From Zeugswetter Andreas SB
Subject AW: WAL and raw devices (was: volume management)
Date
Msg-id 11C1E6749A55D411A9670001FA6879633682C5@sdexcsrv1.f000.d0188.sd.spardat.at
Whole thread Raw
List pgsql-hackers
> > As an aside, I do however think, that optimizing the O_SYNC path of
> > the WAL code to block writes to larger blocks (doesn't need to be
> > more than 256k) would lead to nearly the same performance as a raw
> > device on most filesystems. (Maybe also add code to reuse backed up
> > logfiles to avoid the need to preallocate space) Imho this is the part
> > of the code where the brainwork should first be put into. It is also a
> > prerequisite to make raw devices fast, since if you write 8k blocks to
> > a raw device, that is slow (not faster than a fs).
> 
> You cannot block writes to the WAL without blocking transactions waiting 
> on the write, because completion of that write is necessary for the 
> transaction to complete.

Yes, this is obvious, but:

You *can* block writes into larger blocks as long as no commit comes 
inbetween. This essentially increases performance e.g. for bulk loads
where single transactions are > 8k of WAL. A typical example is even in the 
regression test, the "copy ... from" statements. They really suffer from
the O_SYNC mode. This mode is essentially what you would have now for a
raw device WAL.

> Moving the WAL volume's disk head into position is the major investment 
> you are amortizing with your large blocks.   If the head is already in 
> position, it is about as efficient to write a little as to write a lot.

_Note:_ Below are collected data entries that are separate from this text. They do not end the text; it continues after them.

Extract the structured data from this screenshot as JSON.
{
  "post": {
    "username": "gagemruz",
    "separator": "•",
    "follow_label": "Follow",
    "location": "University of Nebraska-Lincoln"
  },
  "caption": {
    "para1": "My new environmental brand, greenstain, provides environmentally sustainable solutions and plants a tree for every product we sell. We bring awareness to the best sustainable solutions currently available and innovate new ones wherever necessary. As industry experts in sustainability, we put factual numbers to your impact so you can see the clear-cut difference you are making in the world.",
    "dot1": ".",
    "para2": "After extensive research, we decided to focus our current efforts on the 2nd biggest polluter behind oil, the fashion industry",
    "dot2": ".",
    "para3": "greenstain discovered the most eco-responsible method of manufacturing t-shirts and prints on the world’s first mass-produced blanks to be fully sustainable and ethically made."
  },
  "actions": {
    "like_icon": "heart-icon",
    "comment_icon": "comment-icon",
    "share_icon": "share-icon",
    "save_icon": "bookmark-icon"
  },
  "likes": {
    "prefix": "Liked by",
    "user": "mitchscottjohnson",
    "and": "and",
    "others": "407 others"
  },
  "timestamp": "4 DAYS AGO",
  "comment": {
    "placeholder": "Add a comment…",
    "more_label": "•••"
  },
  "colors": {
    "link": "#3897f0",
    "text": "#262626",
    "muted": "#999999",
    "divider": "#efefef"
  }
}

This is only half of the story for large transactions. For large transactions
you need to write more than the current 8k in one call (only in the raw device, 
or O_SYNC mode of course). Writing in large blocks also helps the fs to reduce 
head movement. After every write call the OS suspends the current 
process, and makes room for another backend to e.g read a block on the same drive, 
thus forcing head movement.

I suggest you do some tests with raw devices, which I already did, to see what happens
if you only write 8k blocks (you only get 50-60% performance compared to 256k).

The IO performance gain you can achieve on a raw device compared to a 
preallocated filesystem file is imho neglectible. e.g. on AIX it is due to a global
kernel parameter, that defaults to a max 32k block size for read ahead and write behind. 
I noted the advantages in a previous thread about why Oracle wants raw devices,
and I don't think they are worth it at the current state of PostgreSQL.